BVJ – Plumes d’Anges.

16 commentaires sur “Enigme…”

  1. Aifelle dit :

    Je n’ai pas perdu de vue ce roman noté à sa sortie, mais j’hésite encore devant le nombre de pages ! A réserver pour un moment de vacances où la disponibilité d’esprit est plus grande. Très beau visage en illustration. Bon dimanche Brigitte, bises.

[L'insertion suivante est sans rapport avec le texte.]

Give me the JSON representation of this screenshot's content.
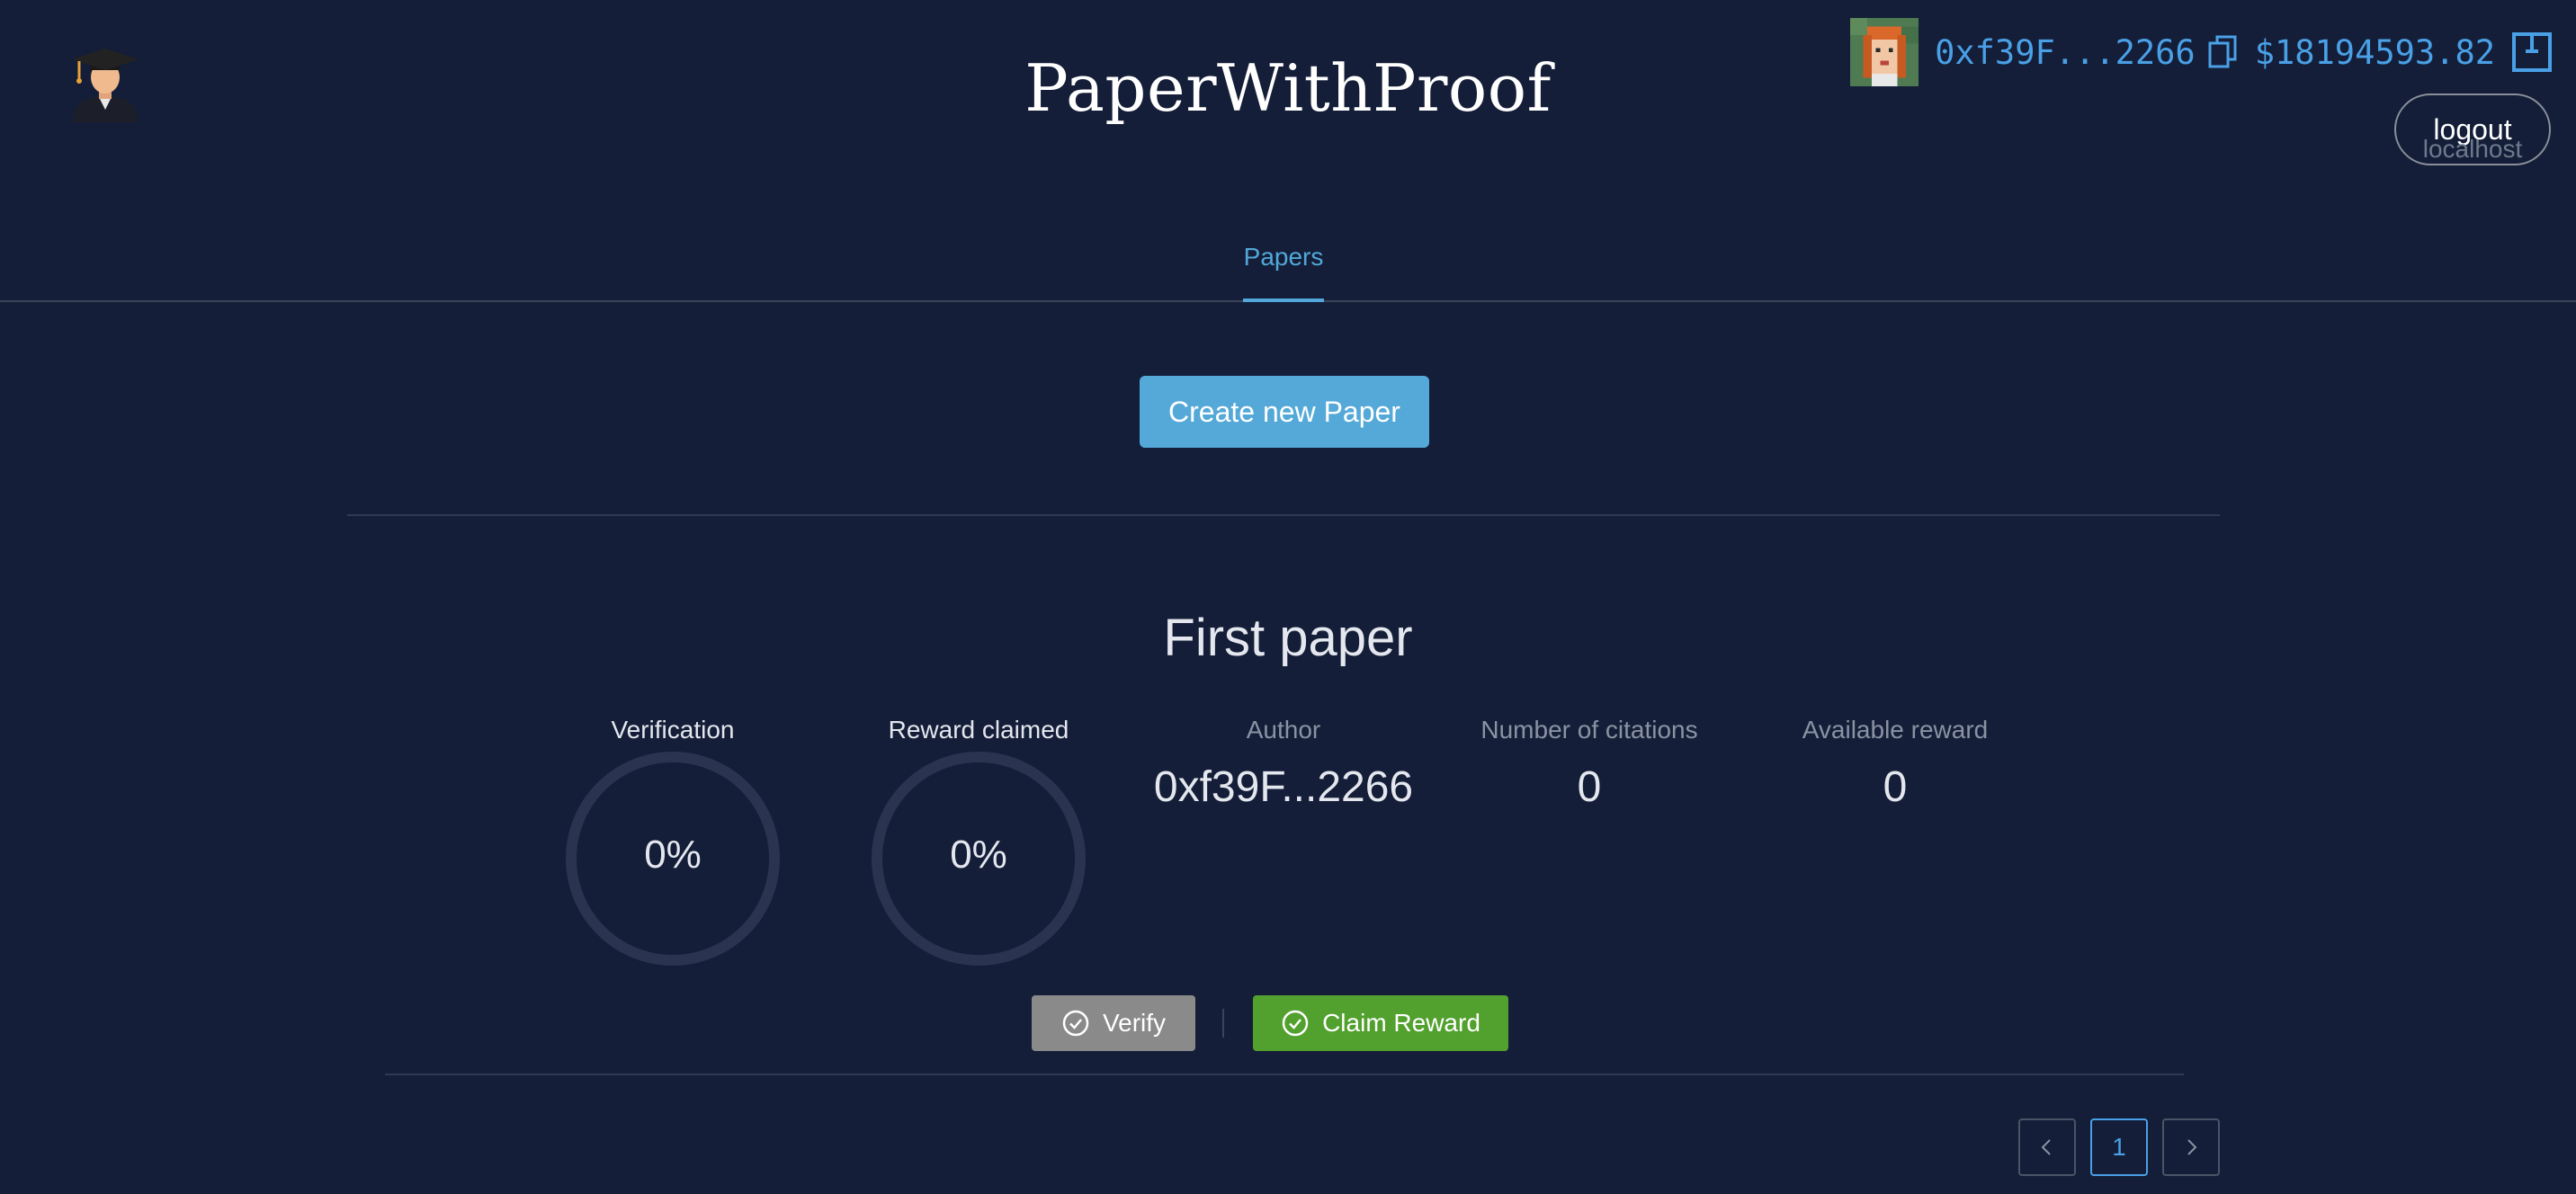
{
  "header": {
    "site_title": "PaperWithProof",
    "logo_icon": "graduate-avatar-icon"
  },
  "account": {
    "address_short": "0xf39F...2266",
    "balance": "$18194593.82",
    "logout_label": "logout",
    "network_label": "localhost",
    "avatar_icon": "pixel-avatar-icon"
  },
  "tabs": [
    {
      "label": "Papers",
      "active": true
    }
  ],
  "actions": {
    "create_label": "Create new Paper"
  },
  "paper": {
    "title": "First paper",
    "verification_label": "Verification",
    "verification_value": "0%",
    "verification_fraction": 0,
    "reward_claimed_label": "Reward claimed",
    "reward_claimed_value": "0%",
    "reward_claimed_fraction": 0,
    "author_label": "Author",
    "author_value": "0xf39F...2266",
    "citations_label": "Number of citations",
    "citations_value": "0",
    "reward_label": "Available reward",
    "reward_value": "0",
    "verify_label": "Verify",
    "claim_label": "Claim Reward"
  },
  "pagination": {
    "current_page": "1"
  },
  "colors": {
    "background": "#141e38",
    "accent": "#54a9d8",
    "claim_green": "#52a02e",
    "verify_gray": "#8a8a8a",
    "ring_track": "#2a3450"
  }
}
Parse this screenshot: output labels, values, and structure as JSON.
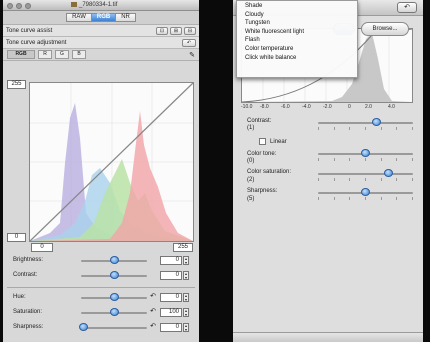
{
  "left_window": {
    "title": "_7980334-1.tif",
    "mode_tabs": [
      {
        "label": "RAW",
        "active": false
      },
      {
        "label": "RGB",
        "active": true
      },
      {
        "label": "NR",
        "active": false
      }
    ],
    "tone_curve_assist": "Tone curve assist",
    "tone_curve_adjustment": "Tone curve adjustment",
    "channel_tabs": [
      {
        "label": "RGB",
        "selected": true
      },
      {
        "label": "R",
        "selected": false
      },
      {
        "label": "G",
        "selected": false
      },
      {
        "label": "B",
        "selected": false
      }
    ],
    "output_max": "255",
    "output_min": "0",
    "input_min": "0",
    "input_max": "255",
    "adjustments_top": [
      {
        "label": "Brightness:",
        "value": "0",
        "level": 0.5
      },
      {
        "label": "Contrast:",
        "value": "0",
        "level": 0.5
      }
    ],
    "adjustments_bottom": [
      {
        "label": "Hue:",
        "value": "0",
        "level": 0.5
      },
      {
        "label": "Saturation:",
        "value": "100",
        "level": 0.5
      },
      {
        "label": "Sharpness:",
        "value": "0",
        "level": 0.0
      }
    ]
  },
  "right_window": {
    "browse_label": "Browse...",
    "axis_ticks": [
      "-10.0",
      "-8.0",
      "-6.0",
      "-4.0",
      "-2.0",
      "0",
      "2.0",
      "4.0"
    ],
    "controls": [
      {
        "label": "Contrast:",
        "sub": "(1)",
        "level": 0.67
      },
      {
        "label": "Color tone:",
        "sub": "(0)",
        "level": 0.5
      },
      {
        "label": "Color saturation:",
        "sub": "(2)",
        "level": 0.83
      },
      {
        "label": "Sharpness:",
        "sub": "(5)",
        "level": 0.5
      }
    ],
    "linear_label": "Linear"
  },
  "wb_menu": {
    "items": [
      "Shade",
      "Cloudy",
      "Tungsten",
      "White fluorescent light",
      "Flash",
      "Color temperature",
      "Click white balance"
    ]
  },
  "colors": {
    "accent_blue": "#3d7fd3",
    "histogram_red": "#f2a4a8",
    "histogram_green": "#b9e2a6",
    "histogram_blue": "#a9d2ec",
    "histogram_purple": "#b6aadf"
  }
}
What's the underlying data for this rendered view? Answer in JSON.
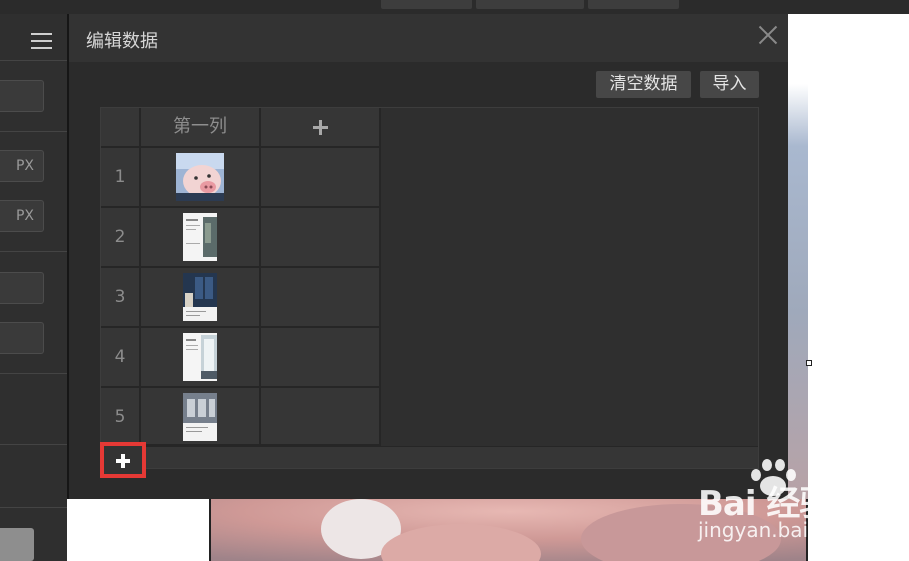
{
  "dialog": {
    "title": "编辑数据",
    "toolbar": {
      "clear_label": "清空数据",
      "import_label": "导入"
    }
  },
  "grid": {
    "column_header": "第一列",
    "rows": [
      "1",
      "2",
      "3",
      "4",
      "5"
    ]
  },
  "left_panel": {
    "unit_label_1": "PX",
    "unit_label_2": "PX"
  },
  "watermark": {
    "main": "Bai 经验",
    "sub": "jingyan.baidu.com"
  }
}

  2. Je n’ai pas non plus oublié ce roman que j’ai noté et que j’ai bien prévu de lire, certainement pendant un voyage en Italie, en écoutant Scarlatti, bien sûr ! Il est sur ma liste d’envies des livres que je prévois d’emprunter à la médiathèque.
    Bon dimanche.

  3. Ulysse dit :

    Marier la lecture et la musique est un double bonheur ! Beau dimanche Brigitte

  4. 555 ! Que de beaux moments en perspective pour écouter tout cela ! Merci une fois de plus de donner envie et d’offrir un si beau profil presque perdu… Bon dimanche à vous.

  5. Den dit :

    Roman choral à six voix, sur fond de sonates pour clavecin de Domenico Scarlatti.Mots et musique se mêlent si bien sur ta page, Brigitte. Un immense bonheur. Merci. Vraiment.
    A lire et écouter, dès que possible.
    Bon dimanche à toi.

  6. Florinette dit :

    Je suis en train d’écouter Scarlatti et c’est magnifique, tout comme cette belle lecture que tu nous présentes. Merci Plumes d’Anges pour ce mélodieux moment et beau dimanche, je t’embrasse.

  7. Dominique dit :

    un roman que j’ai beaucoup aimé comme tu le sais, et on vient de me l’offrir en livre audio, je l’écouterai dans quelques temps quand mon souvenir de lecture s’estompera un peu pour retourner vers ces personnages et cette histoire très bien racontée
    je ne peux que te recommandé un autre livre de l’auteur que j’ai beaucoup aimé peut être encore plus que 555 c’est L’odeur de la forêt

  8. Colo dit :

    Oh je le renote illico, Dominique m’avait tentée puis j’ai oublié—pourtant tout m’y attire.
    Ce monde des instruments anciens, un élève à moi, passionné, s’est mis à en fabriquer plus tard, et j’ai toujours suivi. En plus d’écouter beaucoup de musique classique, ce roman va me plaire,merci Brigitte.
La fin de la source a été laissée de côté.